The Automotive News Future Product spotlight on Jeep has a Wagoneer and Grand Wagoneer scheudled for 2019.
“The Wagoneer family will share a platform with the current Ram 1500, but it will push the upper boundaries of SUV luxury when it appears in mid-2019 after the Warren Truck Assembly Plant in Michigan is retooled,” says the trade publication. “The three-row Wagoneer and Grand Wagoneer will be body-on-frame to compete closely with the GMC Yukon Denali and Chevrolet Suburban and will share a platform with the Ram 1500 pickup.”
The original Jeep Wagoneer existed from 1963 to 1991 and paved the way for every luxury SUV that followed. Here’s a look at what the best Wagoneers looked like in those years:
The Wagoneer arrived in 1963, as the replacement for the stalwart Jeep Station Wagon, just as “Jeep” finally became a brand name. The original Wagoneer hit the trails when Willys Motors transformed into the Kaiser Jeep Corporation. The new Wagoneer was powered by a 230-cu.in., single overhead cam, “Tornado” inline six-cylinder engine.
Seat belts were optional on the original Wagoneer. A compass was not. It was standard on every Wagoneer sold that year. As an option, buyers could select an independent front suspension on four-wheel drive models. (Yes, two-wheel drive Wagoneers were part of the product mix until 1967.) Two-door Wagoneers variants were available until 1971, and then a separate, two-door Cherokee model arrived in 1974.

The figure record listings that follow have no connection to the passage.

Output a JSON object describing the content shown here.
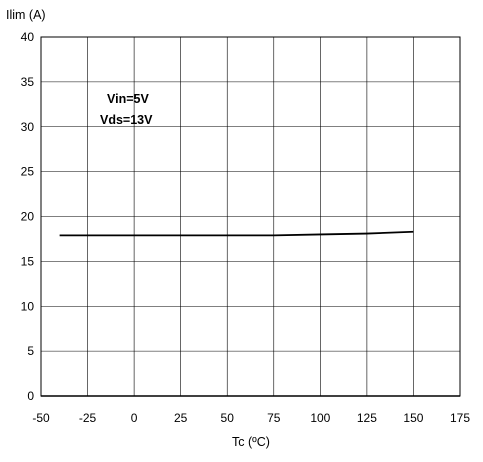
{
  "chart_data": {
    "type": "line",
    "title": "",
    "xlabel": "Tc (ºC)",
    "ylabel": "Ilim (A)",
    "xlim": [
      -50,
      175
    ],
    "ylim": [
      0,
      40
    ],
    "x_ticks": [
      -50,
      -25,
      0,
      25,
      50,
      75,
      100,
      125,
      150,
      175
    ],
    "y_ticks": [
      0,
      5,
      10,
      15,
      20,
      25,
      30,
      35,
      40
    ],
    "grid": true,
    "legend": "none",
    "annotations": [
      "Vin=5V",
      "Vds=13V"
    ],
    "series": [
      {
        "x": [
          -40,
          0,
          25,
          75,
          100,
          125,
          150
        ],
        "y": [
          17.9,
          17.9,
          17.9,
          17.9,
          18.0,
          18.1,
          18.3
        ],
        "color": "#000000"
      }
    ]
  }
}
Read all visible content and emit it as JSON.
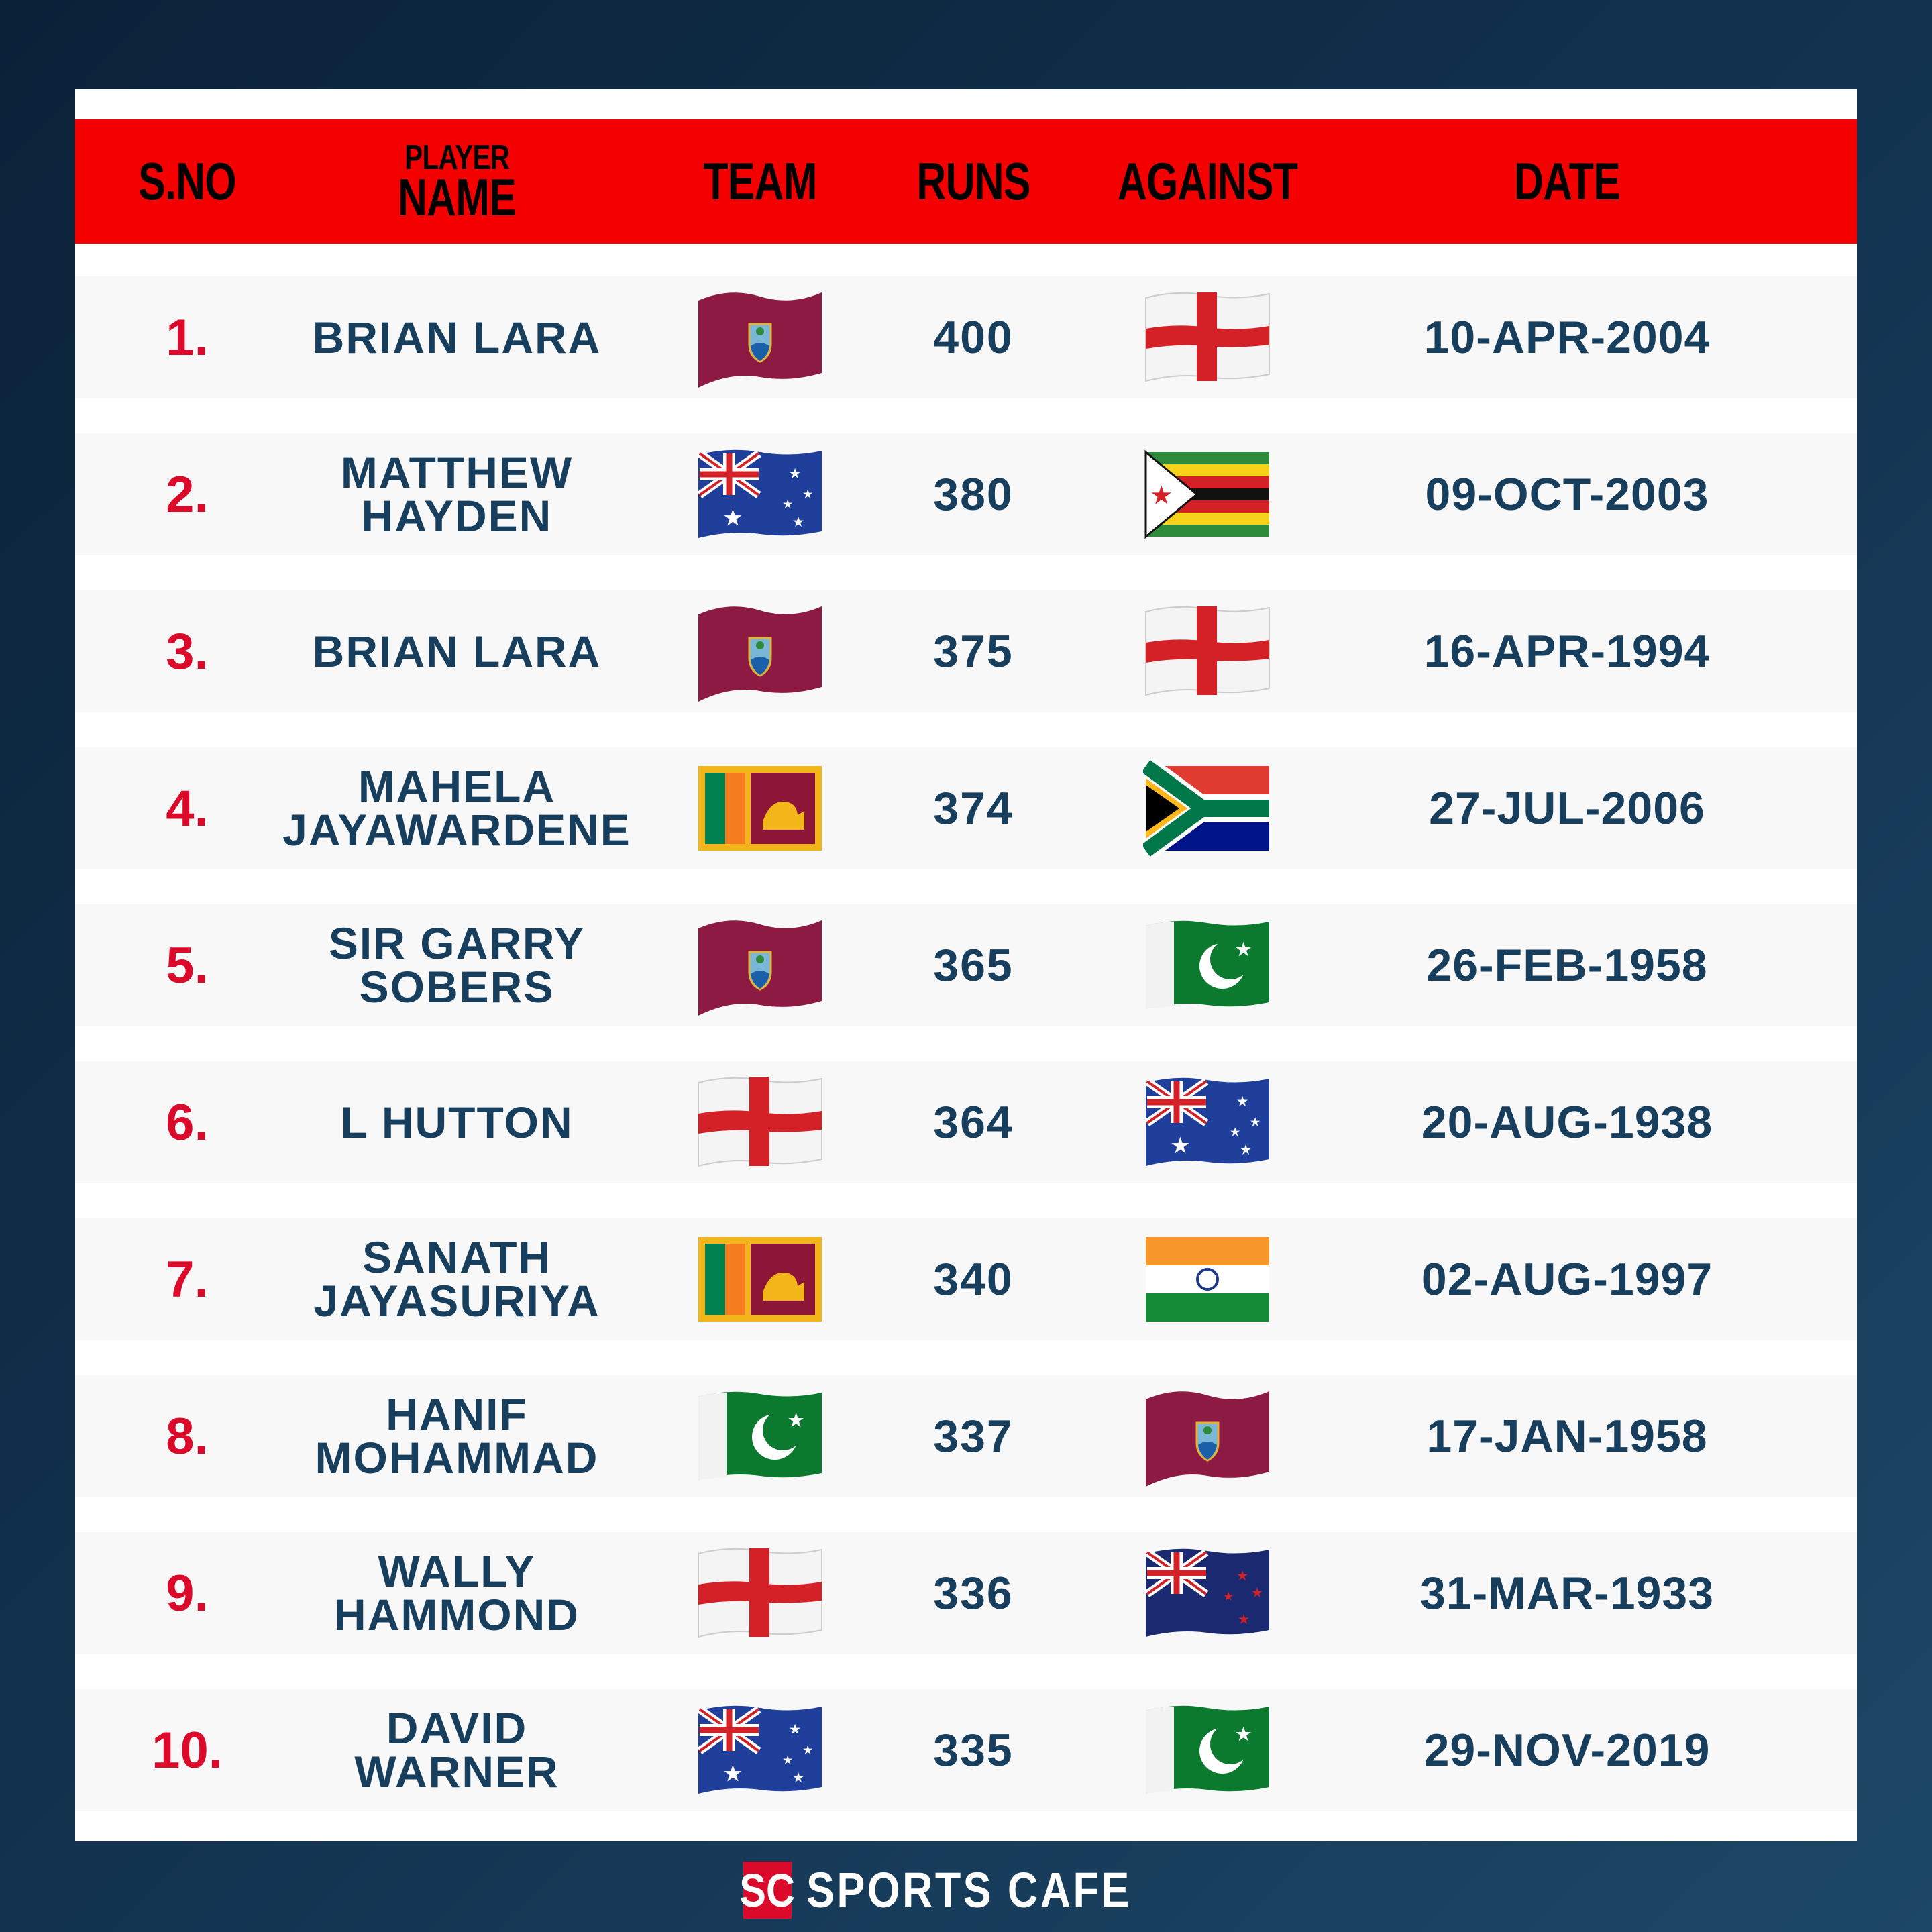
{
  "header": {
    "sno": "S.NO",
    "player_top": "PLAYER",
    "player_bottom": "NAME",
    "team": "TEAM",
    "runs": "RUNS",
    "against": "AGAINST",
    "date": "DATE"
  },
  "rows": [
    {
      "sno": "1.",
      "name": [
        "BRIAN LARA"
      ],
      "team": "west-indies-flag",
      "runs": "400",
      "against": "england-flag",
      "date": "10-APR-2004"
    },
    {
      "sno": "2.",
      "name": [
        "MATTHEW",
        "HAYDEN"
      ],
      "team": "australia-flag",
      "runs": "380",
      "against": "zimbabwe-flag",
      "date": "09-OCT-2003"
    },
    {
      "sno": "3.",
      "name": [
        "BRIAN LARA"
      ],
      "team": "west-indies-flag",
      "runs": "375",
      "against": "england-flag",
      "date": "16-APR-1994"
    },
    {
      "sno": "4.",
      "name": [
        "MAHELA",
        "JAYAWARDENE"
      ],
      "team": "sri-lanka-flag",
      "runs": "374",
      "against": "south-africa-flag",
      "date": "27-JUL-2006"
    },
    {
      "sno": "5.",
      "name": [
        "SIR GARRY",
        "SOBERS"
      ],
      "team": "west-indies-flag",
      "runs": "365",
      "against": "pakistan-flag",
      "date": "26-FEB-1958"
    },
    {
      "sno": "6.",
      "name": [
        "L HUTTON"
      ],
      "team": "england-flag",
      "runs": "364",
      "against": "australia-flag",
      "date": "20-AUG-1938"
    },
    {
      "sno": "7.",
      "name": [
        "SANATH",
        "JAYASURIYA"
      ],
      "team": "sri-lanka-flag",
      "runs": "340",
      "against": "india-flag",
      "date": "02-AUG-1997"
    },
    {
      "sno": "8.",
      "name": [
        "HANIF",
        "MOHAMMAD"
      ],
      "team": "pakistan-flag",
      "runs": "337",
      "against": "west-indies-flag",
      "date": "17-JAN-1958"
    },
    {
      "sno": "9.",
      "name": [
        "WALLY",
        "HAMMOND"
      ],
      "team": "england-flag",
      "runs": "336",
      "against": "new-zealand-flag",
      "date": "31-MAR-1933"
    },
    {
      "sno": "10.",
      "name": [
        "DAVID",
        "WARNER"
      ],
      "team": "australia-flag",
      "runs": "335",
      "against": "pakistan-flag",
      "date": "29-NOV-2019"
    }
  ],
  "footer": {
    "logo_mark": "SC",
    "brand": "SPORTS CAFE"
  },
  "colors": {
    "header_bg": "#f40000",
    "rank": "#dc0a2a",
    "text": "#173e5c",
    "background": "#12324f"
  }
}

In late 1965 and 1966, the Wagoneer started to go uptown with the “Super Wagoneer.” It featured a 270 hp version of the AMC V8, fitted with a four-barrel carburetor. It also included what amounted to “luxury” features at the time: a push-button radio, seven-position tilt steering wheel, courtesy lights, air conditioning, a power tailgate, power brakes, power steering, and a console-shifted TH400 automatic transmission.
For the 1968 model year, the Wagoneer’s AMC-sourced V-8 engine gave way to a Buick 350-cu.in. V-8 that Jeep branded as “Dauntless.” It had less horsepower than the AMC V-8, but better torque. The Buick V-8 lasted through the 1970 model year.
There’s some speculation that Jeep built “1414X” Wagoneers in 1969, but if they existed, they’re rare. Certainly in 1970, the 1414X-coded Wagoneers were called the “Custom Wagoneer” and featured an anodized aluminum spear running along the side. In 1971, the Custom was renamed the Special. That was the first year that woodgrain was part of the Wagoneer package. The Special had a sticker price of $6,114. As a price comparison, a 1971 Cadillac Sedan De Ville was $6,264.
The 1973 model year brought Jeep’s innovative “Quadra-Trac” four-wheel drive system. Quadra-Trac was a chain-driven transfer case that used a differential to shift torque between front and rear automatically, which allowed drivers to enjoy the benefits of four-wheel drive without manually shifting the transfer case or locking the front wheel hubs. The system could also be locked front-and-rear with a switch that used engine vacuum.
The Wagoneer moved upmarket again in 1975, with the Limited trim. This is the year that the Wagoneer got the full “woodgrain” (read: shelf paper) treatment that it would be associated with forever. The Limited included Quadra-Trac as an option, power disk brakes, air conditioning, power-adjustable bucket seats, power door locks, power windows, tilt steering wheel, cruise control, leather upholstery, plush carpeting, an AM/FM/CB radio, leather-wrapped steering wheel, roof rack, forged aluminum wheels, and “woodgrain” trim on the body sides.
Aside from minor styling changes, the Wagoneer wouldn’t change much until its last year, 1987. For 1983, the Wagoneer Limited got the new Select-Trac four-wheel drive system. Instead of a manually-shifted transfer case, Select-Trac moved the four-wheel drive transfer case selector to a switch on the dash that activated a spline clutch built into the front axle assembly.
In 1984, the old “Brougham” trim became the Grand Wagoneer.
The last major change for the Jeep Wagoneer came in 1987, after AMC was gobbled up by Chrysler. For the 25th anniversary of the Wagoneer’s launch, the SUVs got an engine upgrade to the 360 cu in V-8 engine and self-sealing Michelin “Tru Seal” tires.
By the end of the line, the Grand Wagoneer was hardly a blip on Chrysler’s radar. The last year — 1991 — Jeep sold a grand total of 1,560 Grand Wagoneers. Contrast that to the 1991 model year of the XJ Cherokee: the year the Grand Wagoneer bowed out, the Jeep sold 130,770 XJ Cherokees. Two years later, Jeep introduced the ZJ Grand Cherokee and sold 250,143 units the first year out of the gate. By 1998, more than 1.6 million ZJ Grand Cherokees were on the road.